Très vite, ce rendez-vous devient incontournable, et les montants alloués sur trois ans par l’État chinois doublent quasiment à chaque sommet. En 2006, à Pékin, 5 milliards avaient été accordés à l’ensemble des protagonistes. En 2009, à Charm el-Cheikh (Egypte), ce furent 10 milliards. Et lors du dernier sommet du Focac en 2012 (à nouveau à Pékin), Hu Jintao a promis 20 milliards de dollars de prêt à l’ensemble des pays présents. Une progression géométrique dont on peine à déterminer où elle s’arrêtera.

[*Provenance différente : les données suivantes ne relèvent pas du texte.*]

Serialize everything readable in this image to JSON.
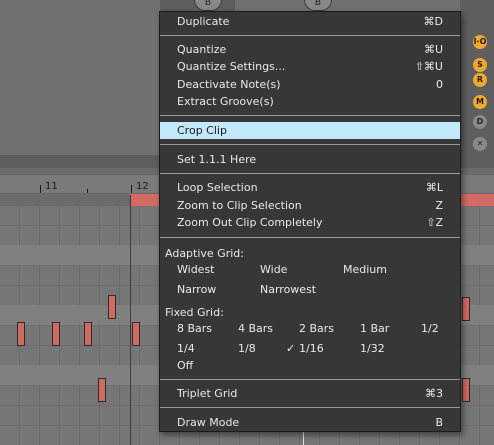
{
  "top_knobs": [
    "B",
    "B"
  ],
  "side_buttons": [
    {
      "label": "I·O",
      "color": "#f0a830"
    },
    {
      "label": "S",
      "color": "#f0a830"
    },
    {
      "label": "R",
      "color": "#f0a830"
    },
    {
      "label": "M",
      "color": "#f0a830"
    },
    {
      "label": "D",
      "color": "#8a8a8a"
    },
    {
      "label": "✕",
      "color": "#8a8a8a"
    }
  ],
  "ruler": {
    "labels": [
      "11",
      "12"
    ]
  },
  "menu": {
    "items": {
      "duplicate": {
        "label": "Duplicate",
        "shortcut": "⌘D"
      },
      "quantize": {
        "label": "Quantize",
        "shortcut": "⌘U"
      },
      "quantize_settings": {
        "label": "Quantize Settings...",
        "shortcut": "⇧⌘U"
      },
      "deactivate_notes": {
        "label": "Deactivate Note(s)",
        "shortcut": "0"
      },
      "extract_grooves": {
        "label": "Extract Groove(s)",
        "shortcut": ""
      },
      "crop_clip": {
        "label": "Crop Clip",
        "shortcut": ""
      },
      "set_here": {
        "label": "Set 1.1.1 Here",
        "shortcut": ""
      },
      "loop_selection": {
        "label": "Loop Selection",
        "shortcut": "⌘L"
      },
      "zoom_clip_selection": {
        "label": "Zoom to Clip Selection",
        "shortcut": "Z"
      },
      "zoom_out_clip": {
        "label": "Zoom Out Clip Completely",
        "shortcut": "⇧Z"
      },
      "triplet_grid": {
        "label": "Triplet Grid",
        "shortcut": "⌘3"
      },
      "draw_mode": {
        "label": "Draw Mode",
        "shortcut": "B"
      }
    },
    "adaptive_grid": {
      "header": "Adaptive Grid:",
      "options": [
        "Widest",
        "Wide",
        "Medium",
        "Narrow",
        "Narrowest"
      ]
    },
    "fixed_grid": {
      "header": "Fixed Grid:",
      "options": [
        "8 Bars",
        "4 Bars",
        "2 Bars",
        "1 Bar",
        "1/2",
        "1/4",
        "1/8",
        "1/16",
        "1/32",
        "Off"
      ],
      "selected": "1/16",
      "check_mark": "✓"
    }
  }
}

Pierre Bermond, directeur d’Eos Allocations et spécialiste des problèmes de géopolitique des marchés financiers, décrypte ainsi les rouages de cette mécanique : « Le type de prêt contracté est appelé “financement contre ressources”. Il constitue la majorité des financements de la Chine en Afrique. Au cours des sommets du Focac, les représentants chinois rencontrent les représentants africains, et les parties s’accordent sur l’obtention de prêts qui seront ensuite validés par le ministère du Commerce de la RPC (Mofcom).